I don’t know Asheville as well as you do, but it is in a lovely area of Western NC. I go thru there everytime I drive between our house in GA and my mom’s in Johnson City, TN. One of my nieces got married there a few years back, a cousin lives nearby in Brevard, and my parents honeymooned at Grove Park Inn in 1942. So I’ll be anxiously awaiting this new story of yours.
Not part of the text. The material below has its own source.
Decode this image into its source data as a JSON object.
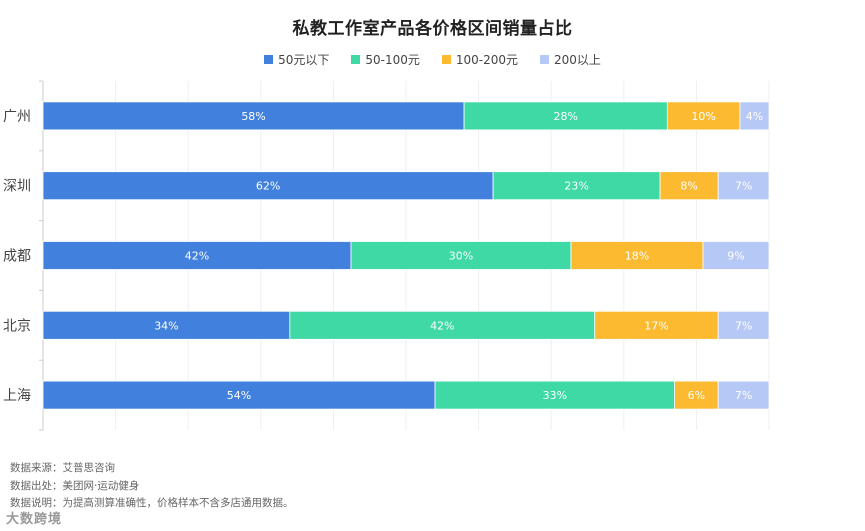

I can understand the dilemma an author has when she or he sets a story in a real place, and you have verbalized it very well in this post. We go to the Outer Banks every summer for a week, so I was looking forward to reading Nicholas Sparks book Nights of Rodanthe when it was published. I’ll have to say I was really aggravated by a few things he had in that book, and some that he left out – aggravated enough to write him. Didn’t hear back from him, and didn’t expect to, but I’ll tell you a couple of things that bothered me. He had the doctor driving from Ocracoke to Rodanthe on Hwy 12 like there was no ferry involved – and those of us who know that area know that you can’t do that. So why not just mention the ferry from Ocracoke to Hatteras? Another thing that bothered me was that he had the house on the beach, with trees blowing against the windows during the hurricane. Sounds reasonable, except that if you know the area you know there aren’t trees that big on the oceanfront – on the sound side maybe, but not on the oceanside. Neither of these things would have bothered me at all if he had not used the name of a real town, even if he still had it somewhere on the Outer Banks but with a made-up name. To put this in the context of your Asheville story, I’s suggest making up a name of a park if you are saying that the location is Asheville – maybe even something that would incorporate some Asheville history but that isn’t an actual park name. The mountain peaks in that area are possible to get right, so I’d think knowing readers would object to your using one that is not there. How did you handle this with Tom’s Brook, VA? I didn’t realize that there actually was a town with that name until earlier tonight when I started thinking about this. At least with Tom’s Brook there are probably fewer readers who know it as a town than there will be with Asheville. It is so interesting to me to read about your process in your writing.
Good morning Emilie, this is my first comment on your website. I just finished the “Happiness Key” trilogy, including the novella featuring Olivia. Can’t wait for your new book considering I live just 20 minutes south of Asheville. I don’t think you have to worry too much about keeping truth/fiction separated. The settings for John Hart’s first two novels take place in Salisbury NC and surrounding Rowan County, in which I was born and raised and other than the places that are public domain (courthouse, jail, park, hospital, and other generics), it has been fun to try to “imagine” the home, farm, store, etc. to which he might be referring. I’m newly introduced to your books via the interview you did with Diane Chamberlain and I look forward to many pleasant hours with you.
It’s always part of the challenge to figure out what to “expand” on and what to use exactly as is. Nancy makes a good point that sometimes very obvious details are misrepresented. My guess it that the author never made that trip to Rodanthe himself and didn’t “guess” a ferry was part of the deal–although that should be in any tourist guide. This is the danger of writing without visiting and doing extensive research. I always hate reading books about New Orleans that call the streetcars “trolleys” or “cable cars.” As I said, though, the hardest part of all is figuring out what we really know and what we “think” we know. In the case of the park, I think I’ve decided not to give it a name. 🙂 That solves all my problems, but doesn’t give it the ring of authenticity a label might. On the other hand, no one in Asheville will come after me. Not for that, at least.